Refraction without multiple samples:
Zone specific sample settings:
Refraction with above sample settings:
It is possible however to get a similar result by using the zone render passes as a mask to selectively blur the refraction pass, which gives a much smoother diffusion of the refraction while being very efficient (it is important to maintain edge sharpness while doing the blur).
Full render with multiple samples rendered:
Blurred refraction pass controlled by wave zone pass (a edge detect was used to protect the edges).
As you can see there is quite a difference between the two versions as the multi-sample refraction pass introduced a lot of light specks.

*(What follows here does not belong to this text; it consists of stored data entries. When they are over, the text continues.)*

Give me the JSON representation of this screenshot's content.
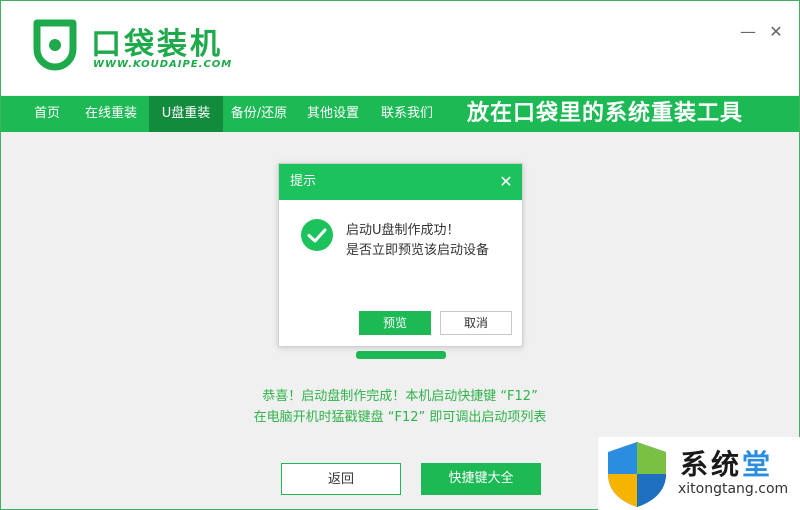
{
  "app": {
    "brand": "口袋装机",
    "url": "WWW.KOUDAIPE.COM"
  },
  "window_controls": {
    "minimize": "—",
    "close": "✕"
  },
  "nav": {
    "items": [
      {
        "label": "首页"
      },
      {
        "label": "在线重装"
      },
      {
        "label": "U盘重装",
        "active": true
      },
      {
        "label": "备份/还原"
      },
      {
        "label": "其他设置"
      },
      {
        "label": "联系我们"
      }
    ],
    "slogan": "放在口袋里的系统重装工具"
  },
  "dialog": {
    "title": "提示",
    "close": "✕",
    "message_line1": "启动U盘制作成功！",
    "message_line2": "是否立即预览该启动设备",
    "preview_label": "预览",
    "cancel_label": "取消"
  },
  "notice": {
    "line1": "恭喜！启动盘制作完成！本机启动快捷键 “F12”",
    "line2": "在电脑开机时猛戳键盘 “F12” 即可调出启动项列表"
  },
  "buttons": {
    "back_label": "返回",
    "shortcuts_label": "快捷键大全"
  },
  "watermark": {
    "title_part1": "系统",
    "title_part2": "堂",
    "url": "xitongtang.com"
  },
  "colors": {
    "brand_green": "#1cb955",
    "nav_active": "#128b3d",
    "notice_text": "#2fb34a"
  }
}
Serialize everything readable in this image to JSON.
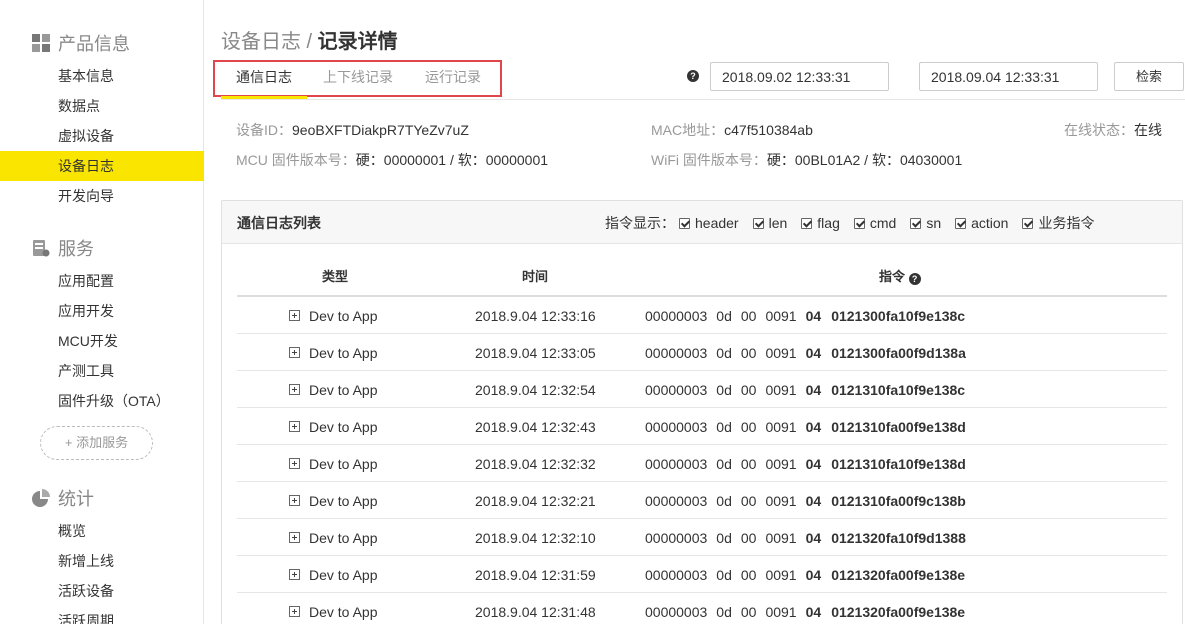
{
  "sidebar": {
    "sections": [
      {
        "title": "产品信息",
        "icon": "grid-icon",
        "items": [
          "基本信息",
          "数据点",
          "虚拟设备",
          "设备日志",
          "开发向导"
        ]
      },
      {
        "title": "服务",
        "icon": "server-icon",
        "items": [
          "应用配置",
          "应用开发",
          "MCU开发",
          "产测工具",
          "固件升级（OTA）"
        ],
        "add_label": "+ 添加服务"
      },
      {
        "title": "统计",
        "icon": "pie-chart-icon",
        "items": [
          "概览",
          "新增上线",
          "活跃设备",
          "活跃周期"
        ]
      }
    ],
    "active_item": "设备日志"
  },
  "header": {
    "title_parent": "设备日志",
    "title_sep": " / ",
    "title_current": "记录详情",
    "tabs": [
      "通信日志",
      "上下线记录",
      "运行记录"
    ],
    "active_tab": "通信日志",
    "help_glyph": "?",
    "date_start": "2018.09.02 12:33:31",
    "date_end": "2018.09.04 12:33:31",
    "search_label": "检索"
  },
  "device": {
    "id_label": "设备ID：",
    "id_value": "9eoBXFTDiakpR7TYeZv7uZ",
    "mac_label": "MAC地址：",
    "mac_value": "c47f510384ab",
    "status_label": "在线状态：",
    "status_value": "在线",
    "mcu_label": "MCU 固件版本号：",
    "mcu_value": "硬：00000001 / 软：00000001",
    "wifi_label": "WiFi 固件版本号：",
    "wifi_value": "硬：00BL01A2 / 软：04030001"
  },
  "log": {
    "panel_title": "通信日志列表",
    "filter_label": "指令显示：",
    "filters": [
      "header",
      "len",
      "flag",
      "cmd",
      "sn",
      "action",
      "业务指令"
    ],
    "columns": [
      "类型",
      "时间",
      "指令"
    ],
    "rows": [
      {
        "type": "Dev to App",
        "time": "2018.9.04 12:33:16",
        "header": "00000003",
        "len": "0d",
        "flag": "00",
        "cmd": "0091",
        "action": "04",
        "payload": "0121300fa10f9e138c"
      },
      {
        "type": "Dev to App",
        "time": "2018.9.04 12:33:05",
        "header": "00000003",
        "len": "0d",
        "flag": "00",
        "cmd": "0091",
        "action": "04",
        "payload": "0121300fa00f9d138a"
      },
      {
        "type": "Dev to App",
        "time": "2018.9.04 12:32:54",
        "header": "00000003",
        "len": "0d",
        "flag": "00",
        "cmd": "0091",
        "action": "04",
        "payload": "0121310fa10f9e138c"
      },
      {
        "type": "Dev to App",
        "time": "2018.9.04 12:32:43",
        "header": "00000003",
        "len": "0d",
        "flag": "00",
        "cmd": "0091",
        "action": "04",
        "payload": "0121310fa00f9e138d"
      },
      {
        "type": "Dev to App",
        "time": "2018.9.04 12:32:32",
        "header": "00000003",
        "len": "0d",
        "flag": "00",
        "cmd": "0091",
        "action": "04",
        "payload": "0121310fa10f9e138d"
      },
      {
        "type": "Dev to App",
        "time": "2018.9.04 12:32:21",
        "header": "00000003",
        "len": "0d",
        "flag": "00",
        "cmd": "0091",
        "action": "04",
        "payload": "0121310fa00f9c138b"
      },
      {
        "type": "Dev to App",
        "time": "2018.9.04 12:32:10",
        "header": "00000003",
        "len": "0d",
        "flag": "00",
        "cmd": "0091",
        "action": "04",
        "payload": "0121320fa10f9d1388"
      },
      {
        "type": "Dev to App",
        "time": "2018.9.04 12:31:59",
        "header": "00000003",
        "len": "0d",
        "flag": "00",
        "cmd": "0091",
        "action": "04",
        "payload": "0121320fa00f9e138e"
      },
      {
        "type": "Dev to App",
        "time": "2018.9.04 12:31:48",
        "header": "00000003",
        "len": "0d",
        "flag": "00",
        "cmd": "0091",
        "action": "04",
        "payload": "0121320fa00f9e138e"
      }
    ]
  },
  "colors": {
    "accent": "#f9e500",
    "highlight_border": "#e0464b"
  }
}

There is however also a major performance difference where the multi-sample solution in this case easily took four times as long to render and this was with relatively low amount of samples and a resulting fairly noisy refraction pass. To get results as smooth as the faked version the amount of samples would have to be increased quite a lot. In addition to this a lot of the lip will be covered with lip spray, so the differences between the two options will be further hidden.
The Environment sub section contains a few parameters that deal with reflected/refracted rays that don’t hit any surface. To prevent these from resulting in black pixels its possible to select an environment map or to select a color that is to be used in such cases.
This section deals with shadows and ‘fake’ caustics.
The shadow color can be specified here.
The Caustics sub section supplies a form of fake caustics. This is a remainder of the ‘Glass’ shader on which the wave shader was based. I’m not sure if these are useful enough to keep around as the results aren’t quite great. For caustics its much better to use a point cloud based solution, but that hasn’t been added to the shader as of yet.